Starting Wednesday, the countdown to another wedding. Will Dad trip going down the aisle? Will Cakes come through as flower girl? Will the Schlitz be cold enough? Stay tuned. Email me at Letters@ChrisErskineLA.com.

12 thoughts on “White Fang Sings Sinatra

  1. Beautiful. You and Tony both. AI will NEVER produce words like that because it has no soul. Cannot wait for the smiles and maybe tears your wedding excursion will undoubtedly bring us. Will White Fang sing a solo?

  2. Read this in print yesterday in the Pasadena Outlook.
    Your “Candle Light “ quote prompted me to share this with you.
    I’m reading again an American realism novel I first read when I was a junior in HS. About 7 decades ago!
    “Giants In The Earth”. A moving saga about Norwegian settlers the pioneering the virgin Great Plains of the Dakota Territory in the early19th Century. Their joys & tragedies.
    It has stayed with me all these many years. Written originally in Norwegian. Translated to English in early 20th Century. It remains one of the most moving books I’ve ever read.

      1. LAPL has two digital copies with a three week waitlist…

  3. “Before the sun lifts off its pillow” Love it. I’m with you regarding books. Sometimes it takes a few starts before I find one I like. .Another great post, Chris.

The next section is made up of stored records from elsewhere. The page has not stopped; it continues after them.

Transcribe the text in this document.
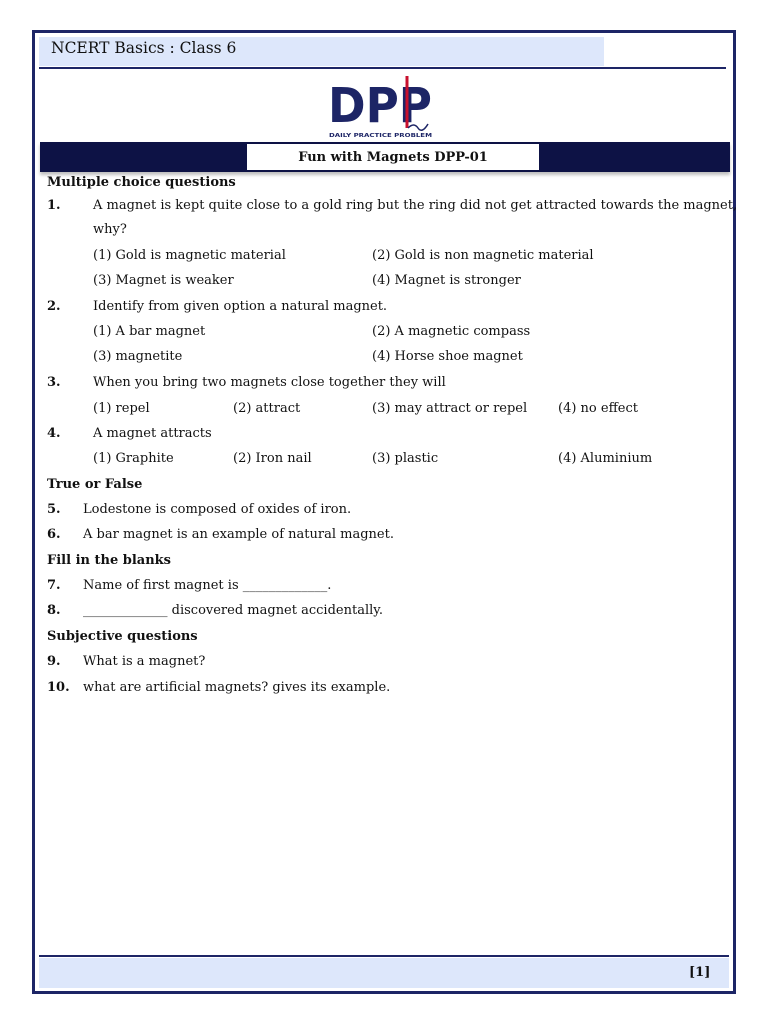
NCERT Basics : Class 6
DPP
DAILY PRACTICE PROBLEM
Fun with Magnets DPP-01
Multiple choice questions
1. A magnet is kept quite close to a gold ring but the ring did not get attracted towards the magnet,
why?
(1) Gold is magnetic material	(2) Gold is non magnetic material
(3) Magnet is weaker	(4) Magnet is stronger
2. Identify from given option a natural magnet.
(1) A bar magnet	(2) A magnetic compass
(3) magnetite	(4) Horse shoe magnet
3. When you bring two magnets close together they will
(1) repel	(2) attract	(3) may attract or repel (4) no effect
4. A magnet attracts
(1) Graphite	(2) Iron nail	(3) plastic	(4) Aluminium
True or False
5. Lodestone is composed of oxides of iron.
6. A bar magnet is an example of natural magnet.
Fill in the blanks
7. Name of first magnet is _____________.
8. _____________ discovered magnet accidentally.
Subjective questions
9. What is a magnet?
10. what are artificial magnets? gives its example.
[1]
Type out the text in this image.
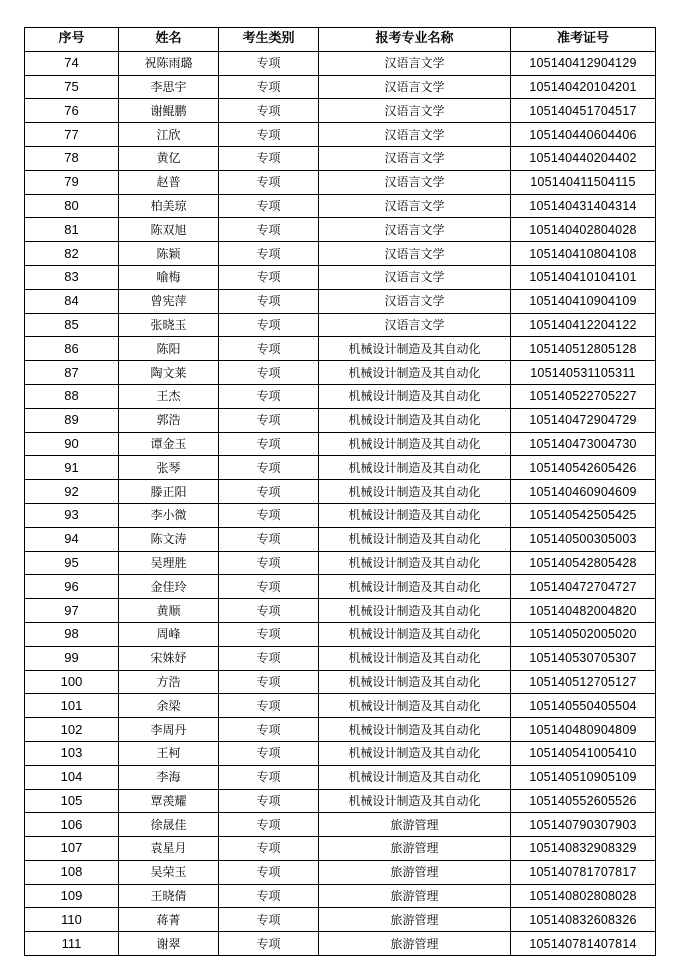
序号	姓名	考生类别	报考专业名称	准考证号
74	祝陈雨璐	专项	汉语言文学	105140412904129
75	李思宇	专项	汉语言文学	105140420104201
76	谢鲲鹏	专项	汉语言文学	105140451704517
77	江欣	专项	汉语言文学	105140440604406
78	黄亿	专项	汉语言文学	105140440204402
79	赵普	专项	汉语言文学	105140411504115
80	柏美琼	专项	汉语言文学	105140431404314
81	陈双旭	专项	汉语言文学	105140402804028
82	陈颖	专项	汉语言文学	105140410804108
83	喻梅	专项	汉语言文学	105140410104101
84	曾宪萍	专项	汉语言文学	105140410904109
85	张晓玉	专项	汉语言文学	105140412204122
86	陈阳	专项	机械设计制造及其自动化	105140512805128
87	陶文莱	专项	机械设计制造及其自动化	105140531105311
88	王杰	专项	机械设计制造及其自动化	105140522705227
89	郭浩	专项	机械设计制造及其自动化	105140472904729
90	谭金玉	专项	机械设计制造及其自动化	105140473004730
91	张琴	专项	机械设计制造及其自动化	105140542605426
92	滕正阳	专项	机械设计制造及其自动化	105140460904609
93	李小微	专项	机械设计制造及其自动化	105140542505425
94	陈文涛	专项	机械设计制造及其自动化	105140500305003
95	吴理胜	专项	机械设计制造及其自动化	105140542805428
96	金佳玲	专项	机械设计制造及其自动化	105140472704727
97	黄顺	专项	机械设计制造及其自动化	105140482004820
98	周峰	专项	机械设计制造及其自动化	105140502005020
99	宋姝妤	专项	机械设计制造及其自动化	105140530705307
100	方浩	专项	机械设计制造及其自动化	105140512705127
101	余梁	专项	机械设计制造及其自动化	105140550405504
102	李周丹	专项	机械设计制造及其自动化	105140480904809
103	王柯	专项	机械设计制造及其自动化	105140541005410
104	李海	专项	机械设计制造及其自动化	105140510905109
105	覃羡耀	专项	机械设计制造及其自动化	105140552605526
106	徐晟佳	专项	旅游管理	105140790307903
107	袁星月	专项	旅游管理	105140832908329
108	吴荣玉	专项	旅游管理	105140781707817
109	王晓倩	专项	旅游管理	105140802808028
110	蒋菁	专项	旅游管理	105140832608326
111	谢翠	专项	旅游管理	105140781407814
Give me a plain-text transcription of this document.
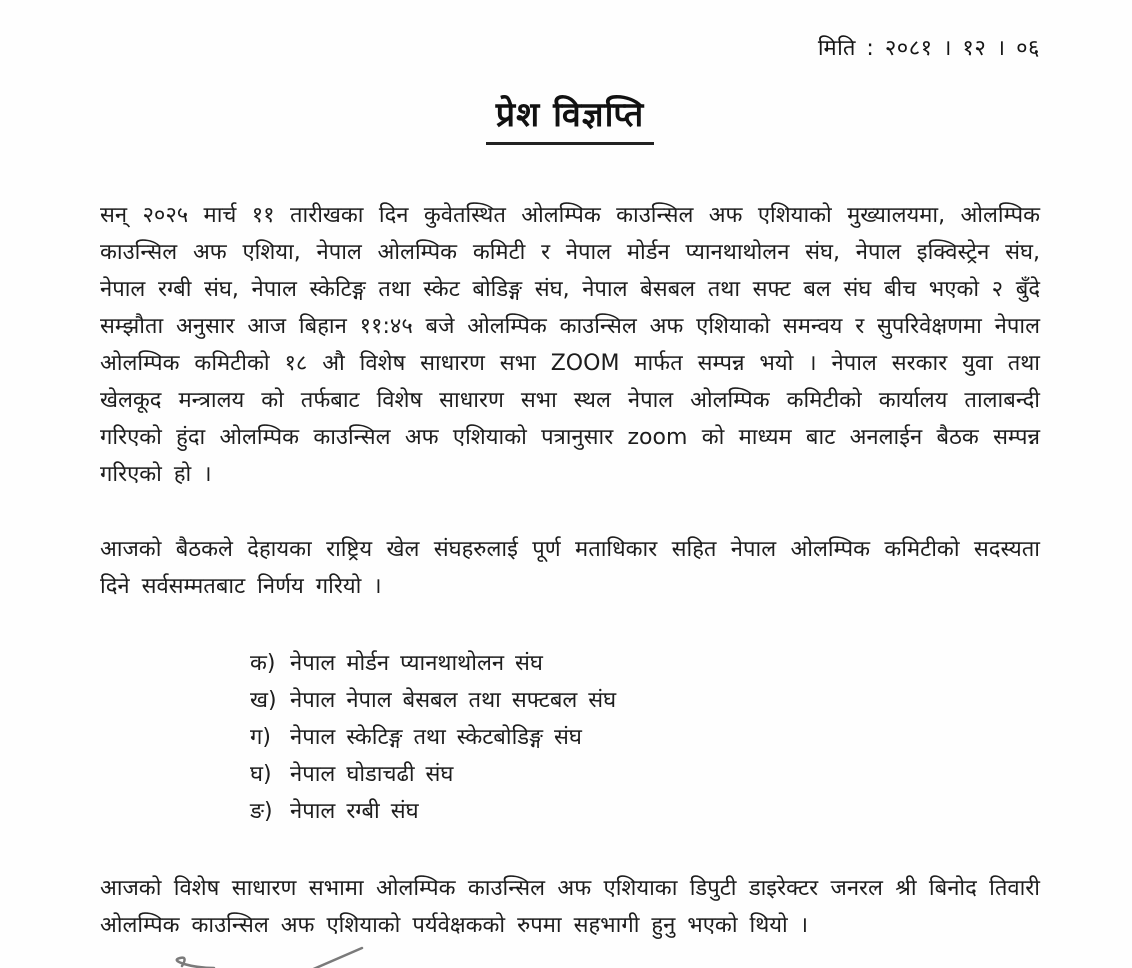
मिति : २०८१ । १२ । ०६
प्रेश विज्ञप्ति

सन् २०२५ मार्च ११ तारीखका दिन कुवेतस्थित ओलम्पिक काउन्सिल अफ एशियाको मुख्यालयमा, ओलम्पिक काउन्सिल अफ एशिया, नेपाल ओलम्पिक कमिटी र नेपाल मोर्डन प्यानथाथोलन संघ, नेपाल इक्विस्ट्रेन संघ, नेपाल रग्बी संघ, नेपाल स्केटिङ्ग तथा स्केट बोडिङ्ग संघ, नेपाल बेसबल तथा सफ्ट बल संघ बीच भएको २ बुँदे सम्झौता अनुसार आज बिहान ११:४५ बजे ओलम्पिक काउन्सिल अफ एशियाको समन्वय र सुपरिवेक्षणमा नेपाल ओलम्पिक कमिटीको १८ औ विशेष साधारण सभा ZOOM मार्फत सम्पन्न भयो । नेपाल सरकार युवा तथा खेलकूद मन्त्रालय को तर्फबाट विशेष साधारण सभा स्थल नेपाल ओलम्पिक कमिटीको कार्यालय तालाबन्दी गरिएको हुंदा ओलम्पिक काउन्सिल अफ एशियाको पत्रानुसार zoom को माध्यम बाट अनलाईन बैठक सम्पन्न गरिएको हो ।

आजको बैठकले देहायका राष्ट्रिय खेल संघहरुलाई पूर्ण मताधिकार सहित नेपाल ओलम्पिक कमिटीको सदस्यता दिने सर्वसम्मतबाट निर्णय गरियो ।

क) नेपाल मोर्डन प्यानथाथोलन संघ
ख) नेपाल नेपाल बेसबल तथा सफ्टबल संघ
ग) नेपाल स्केटिङ्ग तथा स्केटबोडिङ्ग संघ
घ) नेपाल घोडाचढी संघ
ङ) नेपाल रग्बी संघ

आजको विशेष साधारण सभामा ओलम्पिक काउन्सिल अफ एशियाका डिपुटी डाइरेक्टर जनरल श्री बिनोद तिवारी ओलम्पिक काउन्सिल अफ एशियाको पर्यवेक्षकको रुपमा सहभागी हुनु भएको थियो ।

  4. This post stood out from the rest. Not much humor but a lot of thought-filled melancholy tinged with music. I’m going to read it many times to mine it’s depths.

  5. In the early hours a blank writing wall is often swept with the ghosts of light from a passing car, or street light wavery from slipping through the fingers of a tree gently dancing in a slight late night breeze. It puts you in a mood, and the night hums with imagined and remembered light that has to shine on the page. These words are a mood poem matched perfectly to a Hoagland piece. They range from pennies to heaven with an early morning ease. You write supremely well when you wax philosophical and just riff off the top, letting the turns of phrase hang likr little lanterns in the quiet pulse of the night, swaying slightly, in tune with the fading stars. Occasionally, perhaps, Writing on that deck looking out over the slumbering coastal escarpment to the quietly breathing sea, the soft breath of the sleeping muse whispering inside. Another perfect match.

    Like Cakes and her divine imagery: game, set, match.

  6. Love Cakes knees…they are adorable. Oh, and your article was good too…..thank you for both…they each made my heart smile.

  7. Once again, your writing provided just what you perfectly wrote, and the same thing I want out of life: a few laughs, a few truth bombs, and some moment of real connection with other people. Thank you.

  8. I absolutely loved this column! Will read again and again. So many things I think about but would never be able to put into words like you. You are a master that can connect all these thoughts and put them in writing for all to enjoy. Hope they have lots of gin for you at that wedding!